Sarah’s husband was encouraging and supportive in her desire to open her own studio to fill the need she saw in Fayette County. So after finding the right space, and creating the right atmosphere, Sweet Tea Yoga opened in January 2018. “The craziest part was that I was not a yoga teacher at the time,” she laughs. “The biggest struggle at the time was finding the yoga teachers. I just absolutely loved yoga and I saw a need.”
She knew there were plenty of people out there who loved it as much as she did. She knew a few instructors and her network grew. She spent months attending different classes to meet the people she wanted to join her team and studying the styles she wanted to incorporate into the studio. She started with nine, and today, has about 18 different instructors teaching all forms of yoga.
Sarah believes that there is a form of yoga that will suit anyone, and strives to offer as many as she can to her community: gentle and restorative yoga for beginners, yoga Nidra (or yoga sleep) for relaxation, power flow and vinyasa where the room is set to 95 degrees, warm yoga stretch, pilates, and pranayama breathing workshops, just to name a few. “Yoga is breath with movement,” she explains. “Anytime you’re moving into a posture, you’re breathing into it.”

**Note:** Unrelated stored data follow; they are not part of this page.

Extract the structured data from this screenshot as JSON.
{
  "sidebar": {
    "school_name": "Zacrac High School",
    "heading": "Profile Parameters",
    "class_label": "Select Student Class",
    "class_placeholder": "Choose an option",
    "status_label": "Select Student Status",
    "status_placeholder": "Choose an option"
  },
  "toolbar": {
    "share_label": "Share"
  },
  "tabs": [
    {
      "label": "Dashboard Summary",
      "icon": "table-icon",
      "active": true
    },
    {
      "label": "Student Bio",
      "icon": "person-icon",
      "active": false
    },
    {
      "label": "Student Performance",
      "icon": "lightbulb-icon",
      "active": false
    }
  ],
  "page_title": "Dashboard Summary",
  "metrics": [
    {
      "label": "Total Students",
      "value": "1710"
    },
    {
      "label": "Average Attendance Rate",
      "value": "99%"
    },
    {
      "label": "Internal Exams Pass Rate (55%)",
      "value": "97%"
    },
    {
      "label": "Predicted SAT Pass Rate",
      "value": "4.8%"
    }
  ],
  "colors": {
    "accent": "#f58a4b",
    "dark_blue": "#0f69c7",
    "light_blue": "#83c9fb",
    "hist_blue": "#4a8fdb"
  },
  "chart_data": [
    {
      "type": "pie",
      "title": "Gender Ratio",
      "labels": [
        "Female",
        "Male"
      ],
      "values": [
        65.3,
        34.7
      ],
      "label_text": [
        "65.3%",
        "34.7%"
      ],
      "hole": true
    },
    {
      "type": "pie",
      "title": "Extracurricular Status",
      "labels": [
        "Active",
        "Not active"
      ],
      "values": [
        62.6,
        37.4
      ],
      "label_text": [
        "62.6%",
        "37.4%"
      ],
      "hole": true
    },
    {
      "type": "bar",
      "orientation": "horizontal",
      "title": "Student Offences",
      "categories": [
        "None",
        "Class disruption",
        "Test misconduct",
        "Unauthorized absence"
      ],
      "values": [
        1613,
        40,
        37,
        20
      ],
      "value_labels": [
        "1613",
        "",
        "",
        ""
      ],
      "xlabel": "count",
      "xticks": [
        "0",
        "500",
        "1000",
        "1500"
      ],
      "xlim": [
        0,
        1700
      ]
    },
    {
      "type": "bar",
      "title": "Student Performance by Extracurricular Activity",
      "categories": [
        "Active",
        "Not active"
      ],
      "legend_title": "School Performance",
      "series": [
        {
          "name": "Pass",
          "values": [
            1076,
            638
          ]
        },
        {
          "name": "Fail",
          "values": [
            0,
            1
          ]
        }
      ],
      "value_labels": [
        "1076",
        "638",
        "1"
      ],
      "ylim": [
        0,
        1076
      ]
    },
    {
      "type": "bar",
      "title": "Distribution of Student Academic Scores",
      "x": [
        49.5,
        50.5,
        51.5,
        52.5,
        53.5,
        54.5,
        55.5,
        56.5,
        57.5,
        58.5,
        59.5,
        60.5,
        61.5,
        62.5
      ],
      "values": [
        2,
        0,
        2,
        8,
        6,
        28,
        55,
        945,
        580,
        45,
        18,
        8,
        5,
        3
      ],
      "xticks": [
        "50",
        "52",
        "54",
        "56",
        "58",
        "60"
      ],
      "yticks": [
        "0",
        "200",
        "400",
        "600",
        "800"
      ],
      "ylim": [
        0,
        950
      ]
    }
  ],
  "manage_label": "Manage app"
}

Each form has its own health benefits, she says, and is suited to different levels of practice. “Taking that one hour to concentrate on your breath and slow down during yoga Nidra, really hits the reset button.
And the hot yoga classes are cleansing, like sitting in a sauna and releasing the body’s toxins. They’re more fast-paced for a great workout and good for weight loss.”
“Ashtanga is a bit more intense,” she continues. Directly from Mysore, India, Ashtanga is a sequence of the same exercises every time. “Because you’re doing the same postures every time, you can see the growth and change so quickly. Even after a couple of weeks, you’ll realize you couldn’t do those things three weeks ago. It’s like with anything in life, anything you practice and stick with, you’re going to see results.”
“I feel like we really do have yoga for everyone. Yoga is for all ages,” she assures. She has some yogis who practice at her studio who are in their 70s and 80s (A yogi is “someone who truly respects all of mankind and the world’s creation. It all goes back to the principle of being a better human being and treating others with kindness,” says Sarah.). And Sweet Tea has even hosted kids classes before. But Sarah’s passion remains where her journey started, with teaching prenatal and mom and baby classes.
Since opening the studio, Sarah traveled to England to become certified as a yoga teacher. She says that the birthing practices in England are so different than in America because of the use of midwives and home birthing. The practices fell in line with the prenatal practices that helped her with her own birth experiences. It was the perfect place to round out her yoga studies and certification.
In the spirit of health and inclusiveness, Sweet Tea Yoga has a program through a nonprofit for those who are in addiction recovery because it is so beneficial to the mind, says Sarah. And one of her goals is to offer scholarships to women of color for her prenatal yoga class.
At the end of the day, she says, “people need to slow down and listen to their bodies. We begin and end every class with deep breathing, and it really is a reset for the mind. The health benefits to both body and mind are endless.”